Speaking of which, if the House Democrats don’t transmit their articles of impeachment to the Senate, or delay it for weeks (as is being reported today), it is going to make the whole thing appear to be even more a partisan political stunt than it already is. Which won’t help the Democrats’ cause with voters. Do they really want to make it this obvious that the whole thing was done to placate their insane leftist base?

The economic obsessions of the left are on full display in this Brookings Institution roundup of expert opinion about what the biggest economic story of the last decade is. Especially this entry, from Aaron Klein:

Income inequality’s continued growth in the post financial crises American economy is the most significant economic development of the 2010s.

At this point, you’re expecting the usual Krugmanesque/Lizzie Warren attack on tax cuts for the rich accompanied by a Woody Guthriesque folksong hootenanny about the top 1%. But no:

Not as well appreciated is the growing role America’s payment system has played as a silent, reverse Robin Hood. What I mean is: The payment system has transferred hundreds of billions of dollars over this decade from the poor to the rich. How? From the explosion of tax free credit card rewards available only to the well healed, to the incredible costs of a slow payment system born by those working paycheck to paycheck in overdraft fees, to the rise of payday loans.

Seriously, payment systems? Tax free credit card rewards? Who knew that so many people in the villainous 1% got there with frequent flyer miles and Discover card cash rebates. (Also no appreciation of how these reward programs for more credit-worthy borrowers act to cross-subsidize credit for less credit worthy individuals.) Payday lending is a more complicated problem. If banned or regulated too tightly, watch for mob-style loan-sharking to make a big comeback in poor neighborhoods. The interest rates and late payment penalties of those bankers are, um, rather more severe than your corner payday lender.

 Competing news items from the world of science, first from Nature magazine:

Gee, I wonder why this might be?

Meanwhile, the Washington Post reports this:

A new study adds to a growing body of research that suggests subtle differences in how women describe their discoveries may affect their career trajectories. Male authors were more likely to sprinkle words like “novel,” “unique” and “excellent” into the abstracts that summarize their scientific papers, compared to female authors. Such positively framed findings were more likely to be cited by peers later on, a key measure of the influence of a person’s research, according to the study published in the British Medical Journal. . .

An earlier study of economists, “Publishing While Female,” found that women faced higher editorial standards: “Their manuscripts are subject to greater scrutiny, spend longer under review and women, in turn, respond by conforming to those standards,” wrote Erin Hengel, an economist at the University of Liverpool.

“The cost to women of publishing a paper is much higher than it is for men: Female authors spend three to six months longer under review,” Hengel reported.

To borrow from Glenn Reynolds, why are academic science departments such hotbeds of sexism?

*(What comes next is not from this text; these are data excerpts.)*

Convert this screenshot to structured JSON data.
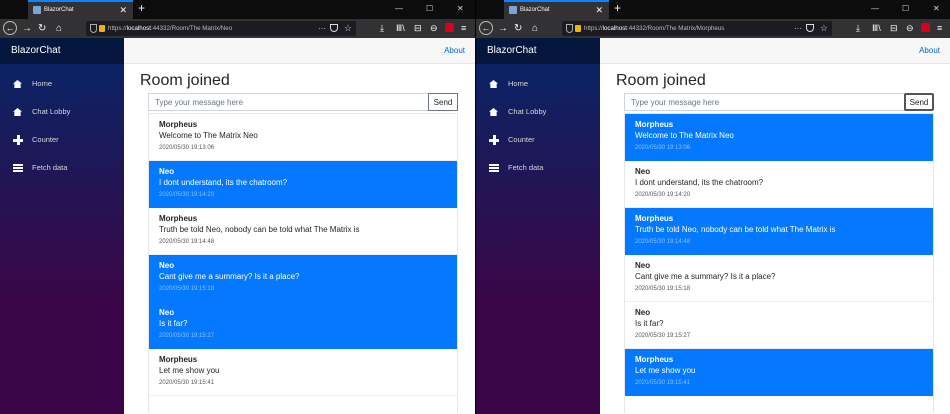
{
  "browser": {
    "tab_title": "BlazorChat",
    "tab_close": "✕",
    "new_tab": "+",
    "window_controls": [
      "—",
      "☐",
      "✕"
    ],
    "nav": {
      "back": "←",
      "forward": "→",
      "reload": "↻",
      "home": "⌂"
    },
    "menu_dots": "···",
    "toolbar": {
      "download": "⤓",
      "library": "Ⅲ\\",
      "sidebar": "⊟",
      "account": "⊖",
      "menu": "≡"
    }
  },
  "app": {
    "brand": "BlazorChat",
    "about": "About",
    "nav": [
      {
        "label": "Home",
        "icon": "home-icon"
      },
      {
        "label": "Chat Lobby",
        "icon": "home-icon"
      },
      {
        "label": "Counter",
        "icon": "plus-icon"
      },
      {
        "label": "Fetch data",
        "icon": "list-icon"
      }
    ],
    "room_title": "Room joined",
    "input_placeholder": "Type your message here",
    "send_label": "Send"
  },
  "windows": [
    {
      "url_prefix": "https://",
      "url_host": "localhost",
      "url_path": ":44332/Room/The Matrix/Neo",
      "user": "Neo",
      "messages": [
        {
          "author": "Morpheus",
          "text": "Welcome to The Matrix Neo",
          "time": "2020/05/30 19:13:06",
          "own": false
        },
        {
          "author": "Neo",
          "text": "I dont understand, its the chatroom?",
          "time": "2020/05/30 19:14:20",
          "own": true
        },
        {
          "author": "Morpheus",
          "text": "Truth be told Neo, nobody can be told what The Matrix is",
          "time": "2020/05/30 19:14:48",
          "own": false
        },
        {
          "author": "Neo",
          "text": "Cant give me a summary? Is it a place?",
          "time": "2020/05/30 19:15:18",
          "own": true
        },
        {
          "author": "Neo",
          "text": "Is it far?",
          "time": "2020/05/30 19:15:27",
          "own": true
        },
        {
          "author": "Morpheus",
          "text": "Let me show you",
          "time": "2020/05/30 19:15:41",
          "own": false
        }
      ]
    },
    {
      "url_prefix": "https://",
      "url_host": "localhost",
      "url_path": ":44332/Room/The Matrix/Morpheus",
      "user": "Morpheus",
      "messages": [
        {
          "author": "Morpheus",
          "text": "Welcome to The Matrix Neo",
          "time": "2020/05/30 19:13:06",
          "own": true
        },
        {
          "author": "Neo",
          "text": "I dont understand, its the chatroom?",
          "time": "2020/05/30 19:14:20",
          "own": false
        },
        {
          "author": "Morpheus",
          "text": "Truth be told Neo, nobody can be told what The Matrix is",
          "time": "2020/05/30 19:14:48",
          "own": true
        },
        {
          "author": "Neo",
          "text": "Cant give me a summary? Is it a place?",
          "time": "2020/05/30 19:15:18",
          "own": false
        },
        {
          "author": "Neo",
          "text": "Is it far?",
          "time": "2020/05/30 19:15:27",
          "own": false
        },
        {
          "author": "Morpheus",
          "text": "Let me show you",
          "time": "2020/05/30 19:15:41",
          "own": true
        }
      ]
    }
  ],
  "colors": {
    "own_message_bg": "#0479ff",
    "sidebar_top": "#052767",
    "sidebar_bottom": "#3a0647",
    "link": "#0366d6",
    "tab_accent": "#0a84ff"
  }
}
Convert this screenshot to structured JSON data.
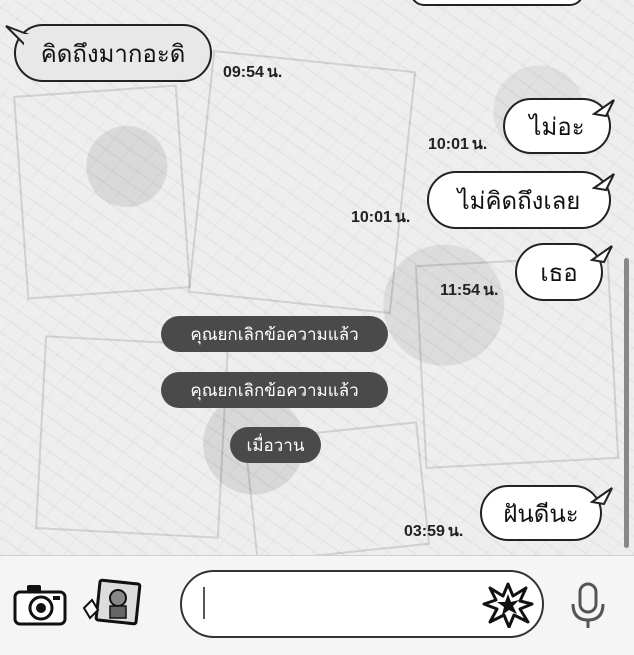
{
  "messages": [
    {
      "side": "incoming",
      "text": "คิดถึงมากอะดิ",
      "time": "09:54",
      "unit": "น."
    },
    {
      "side": "outgoing",
      "text": "ไม่อะ",
      "time": "10:01",
      "unit": "น."
    },
    {
      "side": "outgoing",
      "text": "ไม่คิดถึงเลย",
      "time": "10:01",
      "unit": "น."
    },
    {
      "side": "outgoing",
      "text": "เธอ",
      "time": "11:54",
      "unit": "น."
    },
    {
      "side": "system",
      "text": "คุณยกเลิกข้อความแล้ว"
    },
    {
      "side": "system",
      "text": "คุณยกเลิกข้อความแล้ว"
    },
    {
      "side": "system",
      "text": "เมื่อวาน"
    },
    {
      "side": "outgoing",
      "text": "ฝันดีนะ",
      "time": "03:59",
      "unit": "น."
    }
  ],
  "input": {
    "value": "",
    "placeholder": ""
  },
  "icons": {
    "camera": "camera-icon",
    "gallery": "gallery-icon",
    "sticker": "sticker-burst-icon",
    "mic": "microphone-icon"
  }
}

Chaser—perhaps a clue can be found here:

Jeffrey Epstein, the academy and questions about male dominance in science

Convicted sex offender Jeffrey Epstein hobnobbed with some of the world’s leading scientists and thinkers, flying them on his private jet to a TED conference, socializing at exclusive soirees and spawning a web of financial relationships that have roiled two of the world’s most elite universities. . .

The upheaval has intensified as scholars debate publicly and among themselves whether gender biases and inequities in power within the academic culture may have helped protect and enable Epstein. . . The Epstein scandal is a reminder that despite progress, some circles may have been more accessible to a known criminal than to many women.

Of course, Epstein might have been able to have shed some light on all this if he hadn’t hung himself.